Carbon Dioxide Emissions Projected to Increase Big by 2030

In the absence of specific policies to limit greenhouse gas emissions, the world’s energy use is expected to increase by 44 percent between 2006 and 2030, causing a 39 percent increase in global carbon dioxide emissions, according to U.S. Department of Energy’s Energy Information Administration (EIA).

The EIA’s “International Energy Outlook 2009,” released last week, finds that much of the increase in carbon dioxide emissions will occur in developing nations, especially in Asia. The EIA reference case projects oil prices climbing to $130 per barrel by 2030, causing biofuels to become increasingly competitive, but also opening the door to less environmentally friendly options, such as oil sands, extra-heavy oil, and facilities to convert coal and natural gas into liquid fuels.

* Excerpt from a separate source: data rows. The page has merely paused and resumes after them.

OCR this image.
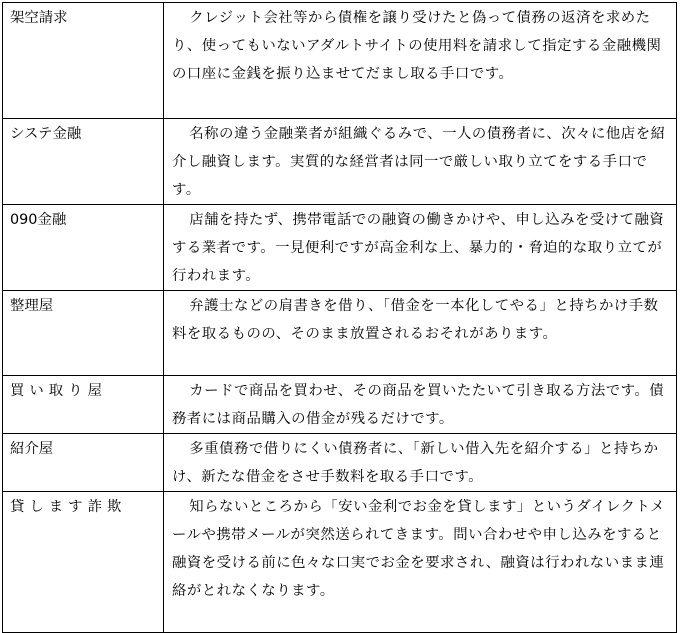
架空請求	クレジット会社等から債権を譲り受けたと偽って債務の返済を求めたり、使ってもいないアダルトサイトの使用料を請求して指定する金融機関の口座に金銭を振り込ませてだまし取る手口です。

システ金融	名称の違う金融業者が組織ぐるみで、一人の債務者に、次々に他店を紹介し融資します。実質的な経営者は同一で厳しい取り立てをする手口です。

090金融	店舗を持たず、携帯電話での融資の働きかけや、申し込みを受けて融資する業者です。一見便利ですが高金利な上、暴力的・脅迫的な取り立てが行われます。

整理屋	弁護士などの肩書きを借り、「借金を一本化してやる」と持ちかけ手数料を取るものの、そのまま放置されるおそれがあります。

買い取り屋	カードで商品を買わせ、その商品を買いたたいて引き取る方法です。債務者には商品購入の借金が残るだけです。

紹介屋	多重債務で借りにくい債務者に、「新しい借入先を紹介する」と持ちかけ、新たな借金をさせ手数料を取る手口です。

貸します詐欺	知らないところから「安い金利でお金を貸します」というダイレクトメールや携帯メールが突然送られてきます。問い合わせや申し込みをすると融資を受ける前に色々な口実でお金を要求され、融資は行われないまま連絡がとれなくなります。
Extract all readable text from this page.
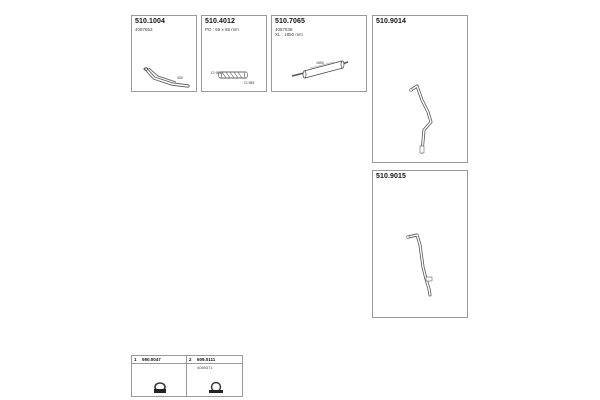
510.1004
4087863
400
510.4012
PO : 55 x 55 mm
CI 955
CI 955
510.7065
4087838
XL : 1850 mm
1850
510.9014
510.9015
1 590.0047	2 609.0111
4069371
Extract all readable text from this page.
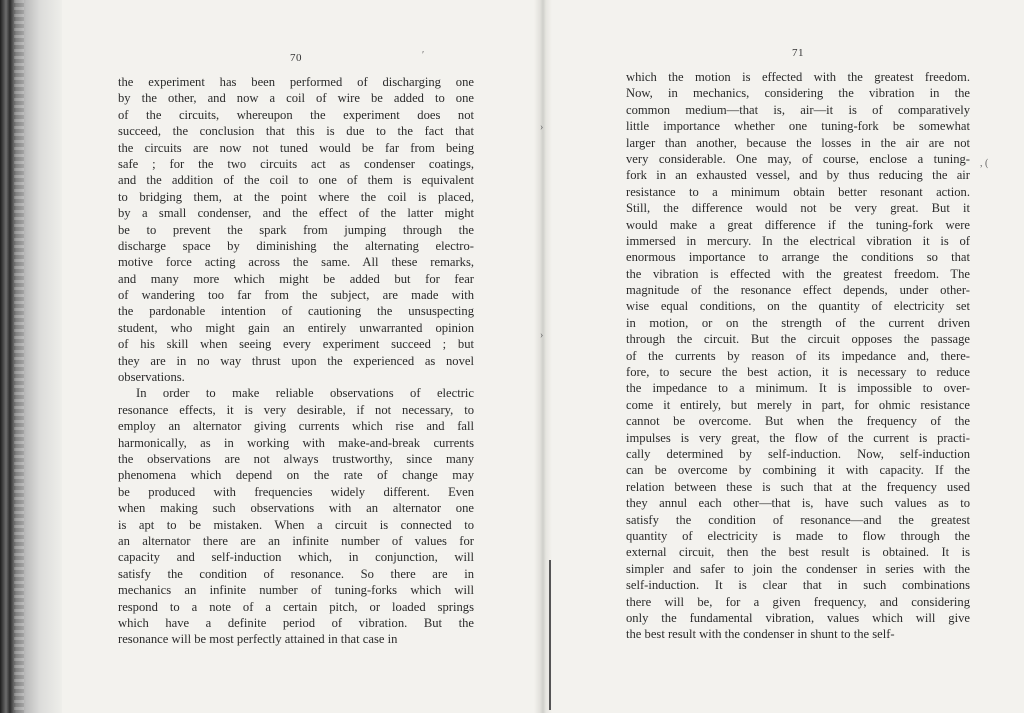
70
the experiment has been performed of discharging one
by the other, and now a coil of wire be added to one
of the circuits, whereupon the experiment does not
succeed, the conclusion that this is due to the fact that
the circuits are now not tuned would be far from being
safe ; for the two circuits act as condenser coatings,
and the addition of the coil to one of them is equivalent
to bridging them, at the point where the coil is placed,
by a small condenser, and the effect of the latter might
be to prevent the spark from jumping through the
discharge space by diminishing the alternating electro-
motive force acting across the same. All these remarks,
and many more which might be added but for fear
of wandering too far from the subject, are made with
the pardonable intention of cautioning the unsuspecting
student, who might gain an entirely unwarranted opinion
of his skill when seeing every experiment succeed ; but
they are in no way thrust upon the experienced as novel
observations.
In order to make reliable observations of electric
resonance effects, it is very desirable, if not necessary, to
employ an alternator giving currents which rise and fall
harmonically, as in working with make-and-break currents
the observations are not always trustworthy, since many
phenomena which depend on the rate of change may
be produced with frequencies widely different. Even
when making such observations with an alternator one
is apt to be mistaken. When a circuit is connected to
an alternator there are an infinite number of values for
capacity and self-induction which, in conjunction, will
satisfy the condition of resonance. So there are in
mechanics an infinite number of tuning-forks which will
respond to a note of a certain pitch, or loaded springs
which have a definite period of vibration. But the
resonance will be most perfectly attained in that case in
71
which the motion is effected with the greatest freedom.
Now, in mechanics, considering the vibration in the
common medium—that is, air—it is of comparatively
little importance whether one tuning-fork be somewhat
larger than another, because the losses in the air are not
very considerable. One may, of course, enclose a tuning-
fork in an exhausted vessel, and by thus reducing the air
resistance to a minimum obtain better resonant action.
Still, the difference would not be very great. But it
would make a great difference if the tuning-fork were
immersed in mercury. In the electrical vibration it is of
enormous importance to arrange the conditions so that
the vibration is effected with the greatest freedom. The
magnitude of the resonance effect depends, under other-
wise equal conditions, on the quantity of electricity set
in motion, or on the strength of the current driven
through the circuit. But the circuit opposes the passage
of the currents by reason of its impedance and, there-
fore, to secure the best action, it is necessary to reduce
the impedance to a minimum. It is impossible to over-
come it entirely, but merely in part, for ohmic resistance
cannot be overcome. But when the frequency of the
impulses is very great, the flow of the current is practi-
cally determined by self-induction. Now, self-induction
can be overcome by combining it with capacity. If the
relation between these is such that at the frequency used
they annul each other—that is, have such values as to
satisfy the condition of resonance—and the greatest
quantity of electricity is made to flow through the
external circuit, then the best result is obtained. It is
simpler and safer to join the condenser in series with the
self-induction. It is clear that in such combinations
there will be, for a given frequency, and considering
only the fundamental vibration, values which will give
the best result with the condenser in shunt to the self-
′
, (
›
›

On the bright side, the EIA report expects renewable energy to be the fastest-growing source of electricity over the next 21 years, with an average renewable power growth of 2.9 percent per year. Most of that growth will come from wind power and hydropower, according to the EIA. But with global electricity demand growing steadily, renewable power is only projected to increase its share of the world’s electricity market from 19 percent in 2006 to 21 percent in 2030. Over the same time period, the EIA expects coal power to increase its global share from 41 percent to 43 percent.